Semaine 2

Macron à la télé. Me revient le mot de Blanqui, qui voyait en Louis-Philippe « la boutique incarnée ».

Parole claire, limpide, assurée. Débit fluide et sans accrocs. Pas de blanc, d’hésitation. La langue médiatique annule le silence. Donc annule la langue.

Deux ans de prison dont neuf mois fermes pour les anciens de chez Goodyear. La guerre constante, totale, brutale, menée par le capitalisme libéral et financier contre les peuples.

« Le changement, c’est maintenant ! » claironne le socialiste qui ne veut pas en démordre en changeant à Nation.

Horloge interne ? Biologie lexicale ? Climat de mon texte ? Un frisson parcourt la page. Ça remue sec dans la volière ! Les remuements et les rémiges annoncent l’exode à venir. Les râbles et les poêles et les geôles seront bientôt à découvert. Confusion diacritique. Migration de circonflexes. Ils battent des ailes et s’envolent en nuées vers des horizons plus cléments.

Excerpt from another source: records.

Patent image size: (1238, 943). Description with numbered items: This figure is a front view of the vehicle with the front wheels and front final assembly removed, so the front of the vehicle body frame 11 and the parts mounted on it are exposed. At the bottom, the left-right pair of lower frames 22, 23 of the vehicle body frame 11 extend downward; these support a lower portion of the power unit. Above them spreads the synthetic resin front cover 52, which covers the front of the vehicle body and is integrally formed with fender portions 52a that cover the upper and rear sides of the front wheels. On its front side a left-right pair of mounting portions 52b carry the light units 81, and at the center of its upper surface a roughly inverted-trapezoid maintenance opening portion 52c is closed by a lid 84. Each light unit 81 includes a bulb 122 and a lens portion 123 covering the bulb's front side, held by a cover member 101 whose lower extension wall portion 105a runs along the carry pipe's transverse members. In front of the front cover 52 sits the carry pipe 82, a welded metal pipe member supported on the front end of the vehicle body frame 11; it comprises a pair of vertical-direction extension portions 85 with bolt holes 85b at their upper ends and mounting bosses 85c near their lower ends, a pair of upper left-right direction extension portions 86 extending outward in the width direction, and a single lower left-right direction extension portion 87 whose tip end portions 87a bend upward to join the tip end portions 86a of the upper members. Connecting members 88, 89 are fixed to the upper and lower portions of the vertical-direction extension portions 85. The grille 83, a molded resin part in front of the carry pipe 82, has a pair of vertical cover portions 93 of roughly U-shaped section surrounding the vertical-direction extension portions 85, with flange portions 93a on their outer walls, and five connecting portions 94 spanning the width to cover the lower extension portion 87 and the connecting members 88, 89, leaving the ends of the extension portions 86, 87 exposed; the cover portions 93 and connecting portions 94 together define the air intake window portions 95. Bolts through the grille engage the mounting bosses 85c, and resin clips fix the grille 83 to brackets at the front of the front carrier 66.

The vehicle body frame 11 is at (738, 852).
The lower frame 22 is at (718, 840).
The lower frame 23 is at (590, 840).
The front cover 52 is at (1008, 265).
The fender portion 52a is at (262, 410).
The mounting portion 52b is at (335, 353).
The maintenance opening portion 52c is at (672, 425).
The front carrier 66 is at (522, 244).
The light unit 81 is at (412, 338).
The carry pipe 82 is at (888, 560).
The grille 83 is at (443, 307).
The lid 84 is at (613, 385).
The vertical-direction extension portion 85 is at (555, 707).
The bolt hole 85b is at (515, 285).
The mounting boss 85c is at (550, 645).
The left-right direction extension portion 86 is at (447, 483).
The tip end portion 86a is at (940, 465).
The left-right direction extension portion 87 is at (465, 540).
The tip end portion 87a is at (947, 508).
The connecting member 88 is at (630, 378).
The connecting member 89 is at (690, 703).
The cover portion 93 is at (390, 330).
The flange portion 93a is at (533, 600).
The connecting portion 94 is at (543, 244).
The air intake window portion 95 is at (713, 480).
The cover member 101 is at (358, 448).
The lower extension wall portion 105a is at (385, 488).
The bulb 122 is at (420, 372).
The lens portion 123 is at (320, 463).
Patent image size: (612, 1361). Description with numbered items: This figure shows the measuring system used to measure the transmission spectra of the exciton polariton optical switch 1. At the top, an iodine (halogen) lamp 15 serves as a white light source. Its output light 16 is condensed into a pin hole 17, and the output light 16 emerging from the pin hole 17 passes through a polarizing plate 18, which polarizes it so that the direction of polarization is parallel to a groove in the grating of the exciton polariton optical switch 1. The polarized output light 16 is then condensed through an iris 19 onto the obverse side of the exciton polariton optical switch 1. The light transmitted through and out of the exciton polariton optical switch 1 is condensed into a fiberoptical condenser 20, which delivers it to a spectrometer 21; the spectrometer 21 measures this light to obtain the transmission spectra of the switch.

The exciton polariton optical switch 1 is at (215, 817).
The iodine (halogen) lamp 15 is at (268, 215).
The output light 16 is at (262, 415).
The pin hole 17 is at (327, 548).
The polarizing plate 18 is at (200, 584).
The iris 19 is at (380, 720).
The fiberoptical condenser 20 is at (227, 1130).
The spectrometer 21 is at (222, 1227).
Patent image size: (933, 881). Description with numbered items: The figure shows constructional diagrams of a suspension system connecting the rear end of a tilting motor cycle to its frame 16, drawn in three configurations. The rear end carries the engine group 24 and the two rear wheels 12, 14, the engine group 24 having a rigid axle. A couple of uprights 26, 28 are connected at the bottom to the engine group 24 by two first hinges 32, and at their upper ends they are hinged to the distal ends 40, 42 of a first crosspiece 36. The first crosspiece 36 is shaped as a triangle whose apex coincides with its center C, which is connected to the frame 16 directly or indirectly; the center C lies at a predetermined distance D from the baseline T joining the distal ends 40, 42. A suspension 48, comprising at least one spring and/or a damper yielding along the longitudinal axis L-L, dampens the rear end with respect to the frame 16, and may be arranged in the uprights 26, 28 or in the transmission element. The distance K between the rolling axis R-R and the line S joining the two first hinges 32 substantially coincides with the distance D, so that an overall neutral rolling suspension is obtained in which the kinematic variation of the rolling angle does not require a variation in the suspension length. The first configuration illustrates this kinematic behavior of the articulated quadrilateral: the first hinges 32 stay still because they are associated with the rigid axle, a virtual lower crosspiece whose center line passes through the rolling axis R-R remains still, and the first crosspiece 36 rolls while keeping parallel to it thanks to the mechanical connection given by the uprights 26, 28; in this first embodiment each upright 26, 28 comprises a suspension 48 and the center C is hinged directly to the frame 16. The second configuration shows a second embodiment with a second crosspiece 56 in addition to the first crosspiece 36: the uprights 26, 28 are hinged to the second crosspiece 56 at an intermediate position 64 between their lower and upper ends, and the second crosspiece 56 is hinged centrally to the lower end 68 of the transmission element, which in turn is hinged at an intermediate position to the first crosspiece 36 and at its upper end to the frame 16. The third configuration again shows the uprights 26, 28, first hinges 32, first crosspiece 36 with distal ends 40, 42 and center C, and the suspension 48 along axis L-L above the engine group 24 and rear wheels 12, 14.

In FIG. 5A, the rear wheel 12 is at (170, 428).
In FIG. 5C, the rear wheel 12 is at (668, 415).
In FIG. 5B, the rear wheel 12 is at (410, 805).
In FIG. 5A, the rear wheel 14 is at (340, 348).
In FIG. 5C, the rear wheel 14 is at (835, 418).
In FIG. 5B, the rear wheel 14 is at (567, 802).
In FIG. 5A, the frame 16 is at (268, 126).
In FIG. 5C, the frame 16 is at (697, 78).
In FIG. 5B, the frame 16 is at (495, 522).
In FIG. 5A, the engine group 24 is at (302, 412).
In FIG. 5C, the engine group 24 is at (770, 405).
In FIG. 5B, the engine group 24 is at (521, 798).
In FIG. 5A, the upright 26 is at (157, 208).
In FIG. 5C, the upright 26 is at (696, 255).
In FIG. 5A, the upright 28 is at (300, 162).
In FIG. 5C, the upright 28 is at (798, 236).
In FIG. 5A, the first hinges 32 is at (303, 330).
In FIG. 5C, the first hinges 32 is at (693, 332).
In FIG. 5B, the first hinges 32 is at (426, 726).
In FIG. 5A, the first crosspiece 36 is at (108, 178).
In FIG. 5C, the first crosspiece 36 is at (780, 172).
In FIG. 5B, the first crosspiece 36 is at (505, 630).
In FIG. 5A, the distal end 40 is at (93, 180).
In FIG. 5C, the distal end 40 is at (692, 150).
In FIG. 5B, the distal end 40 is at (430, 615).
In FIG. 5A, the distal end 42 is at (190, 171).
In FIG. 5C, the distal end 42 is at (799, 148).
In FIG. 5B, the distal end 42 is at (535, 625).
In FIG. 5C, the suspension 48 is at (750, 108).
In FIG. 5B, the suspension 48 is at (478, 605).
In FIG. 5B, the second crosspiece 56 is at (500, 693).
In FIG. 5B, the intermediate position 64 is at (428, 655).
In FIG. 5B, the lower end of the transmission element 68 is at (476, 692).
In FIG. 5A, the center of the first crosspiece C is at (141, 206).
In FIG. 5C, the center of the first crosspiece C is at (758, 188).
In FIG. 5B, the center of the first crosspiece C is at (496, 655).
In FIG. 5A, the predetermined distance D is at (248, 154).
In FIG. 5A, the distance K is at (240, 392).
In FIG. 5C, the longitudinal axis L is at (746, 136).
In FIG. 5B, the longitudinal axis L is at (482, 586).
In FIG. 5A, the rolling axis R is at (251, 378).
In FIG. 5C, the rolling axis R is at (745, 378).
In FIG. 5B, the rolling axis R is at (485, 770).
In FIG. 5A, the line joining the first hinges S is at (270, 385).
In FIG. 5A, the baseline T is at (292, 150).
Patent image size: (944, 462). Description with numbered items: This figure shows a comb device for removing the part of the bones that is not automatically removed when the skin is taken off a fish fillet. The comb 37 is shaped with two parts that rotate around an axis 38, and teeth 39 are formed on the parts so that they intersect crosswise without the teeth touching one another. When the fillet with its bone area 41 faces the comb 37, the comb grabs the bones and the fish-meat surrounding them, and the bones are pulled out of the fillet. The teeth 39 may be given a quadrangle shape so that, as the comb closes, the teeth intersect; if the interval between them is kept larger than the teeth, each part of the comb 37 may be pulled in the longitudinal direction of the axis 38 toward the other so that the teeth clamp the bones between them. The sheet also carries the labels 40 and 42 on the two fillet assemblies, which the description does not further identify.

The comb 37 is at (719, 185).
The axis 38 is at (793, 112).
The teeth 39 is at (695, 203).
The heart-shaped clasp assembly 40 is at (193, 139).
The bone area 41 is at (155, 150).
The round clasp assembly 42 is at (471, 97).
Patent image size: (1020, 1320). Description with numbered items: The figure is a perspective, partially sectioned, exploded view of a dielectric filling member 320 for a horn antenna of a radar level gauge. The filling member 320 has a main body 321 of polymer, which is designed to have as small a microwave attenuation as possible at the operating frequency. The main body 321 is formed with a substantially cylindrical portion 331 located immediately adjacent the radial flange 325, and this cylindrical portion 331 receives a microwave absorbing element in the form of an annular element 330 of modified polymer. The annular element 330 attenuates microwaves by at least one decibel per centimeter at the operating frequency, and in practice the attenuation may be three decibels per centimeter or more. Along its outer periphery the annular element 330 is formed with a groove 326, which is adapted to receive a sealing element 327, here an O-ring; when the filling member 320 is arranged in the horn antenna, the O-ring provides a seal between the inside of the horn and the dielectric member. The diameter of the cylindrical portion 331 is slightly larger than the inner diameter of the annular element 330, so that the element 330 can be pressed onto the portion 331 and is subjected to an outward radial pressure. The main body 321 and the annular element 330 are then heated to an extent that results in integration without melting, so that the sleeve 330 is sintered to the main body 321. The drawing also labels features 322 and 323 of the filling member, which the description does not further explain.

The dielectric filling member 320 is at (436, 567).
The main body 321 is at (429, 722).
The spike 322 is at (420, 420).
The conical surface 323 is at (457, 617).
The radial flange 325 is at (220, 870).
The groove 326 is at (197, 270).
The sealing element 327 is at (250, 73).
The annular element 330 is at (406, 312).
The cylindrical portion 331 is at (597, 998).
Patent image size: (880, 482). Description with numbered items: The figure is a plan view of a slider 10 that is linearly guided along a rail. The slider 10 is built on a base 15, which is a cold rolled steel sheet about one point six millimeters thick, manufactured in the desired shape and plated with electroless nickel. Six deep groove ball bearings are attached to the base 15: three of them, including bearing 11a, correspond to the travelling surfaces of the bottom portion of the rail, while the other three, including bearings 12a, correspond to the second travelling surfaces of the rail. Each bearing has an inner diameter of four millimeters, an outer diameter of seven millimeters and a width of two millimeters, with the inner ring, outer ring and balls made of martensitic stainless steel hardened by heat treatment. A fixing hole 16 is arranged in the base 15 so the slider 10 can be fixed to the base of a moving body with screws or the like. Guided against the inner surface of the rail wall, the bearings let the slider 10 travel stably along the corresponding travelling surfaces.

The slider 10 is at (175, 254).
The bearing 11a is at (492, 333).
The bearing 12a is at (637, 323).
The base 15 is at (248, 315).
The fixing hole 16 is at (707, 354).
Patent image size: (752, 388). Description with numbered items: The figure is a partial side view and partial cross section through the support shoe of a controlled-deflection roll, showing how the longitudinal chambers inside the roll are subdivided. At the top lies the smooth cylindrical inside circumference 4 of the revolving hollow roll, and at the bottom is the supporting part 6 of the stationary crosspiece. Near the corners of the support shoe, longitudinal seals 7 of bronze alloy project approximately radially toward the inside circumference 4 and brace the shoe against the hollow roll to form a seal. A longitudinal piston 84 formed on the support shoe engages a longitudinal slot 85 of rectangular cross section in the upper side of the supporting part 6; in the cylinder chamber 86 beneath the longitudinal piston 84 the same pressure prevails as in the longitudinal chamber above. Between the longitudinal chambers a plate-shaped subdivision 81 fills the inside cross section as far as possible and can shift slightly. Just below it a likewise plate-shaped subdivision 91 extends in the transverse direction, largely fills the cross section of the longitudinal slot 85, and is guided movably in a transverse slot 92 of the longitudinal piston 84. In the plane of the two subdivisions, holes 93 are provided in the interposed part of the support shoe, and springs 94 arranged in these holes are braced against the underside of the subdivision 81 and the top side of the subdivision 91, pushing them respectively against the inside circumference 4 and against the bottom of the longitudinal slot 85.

Je ne dis rien, mais je n’en pense pas plus.

Le terrorisme selon Aron : « Peut-être considérée comme terroriste toute action dont l’impact psychologique dépasse de très loin les effets proprement physiques. » Il a suffi d’une dizaine d’hommes armés jusqu’aux gencives pour entraîner une modification de la Constitution. Les décisions des gouvernants, leur sur-réaction, leur raideur martiale, leur spéculation sur la peur participent amplement à l’onde de choc. Intempérance sécuritaire, prolongement de la terreur : l’Etat se révèle alors un rouage essentiel de l’acte terroriste.

Juger d’une idée, de sa pertinence, plutôt que de la réputation de celui qui la porte.

(Ôui. Bôn. Îl fallaît tôut de même bîen qu’îls se pôsent quêlque pârt.)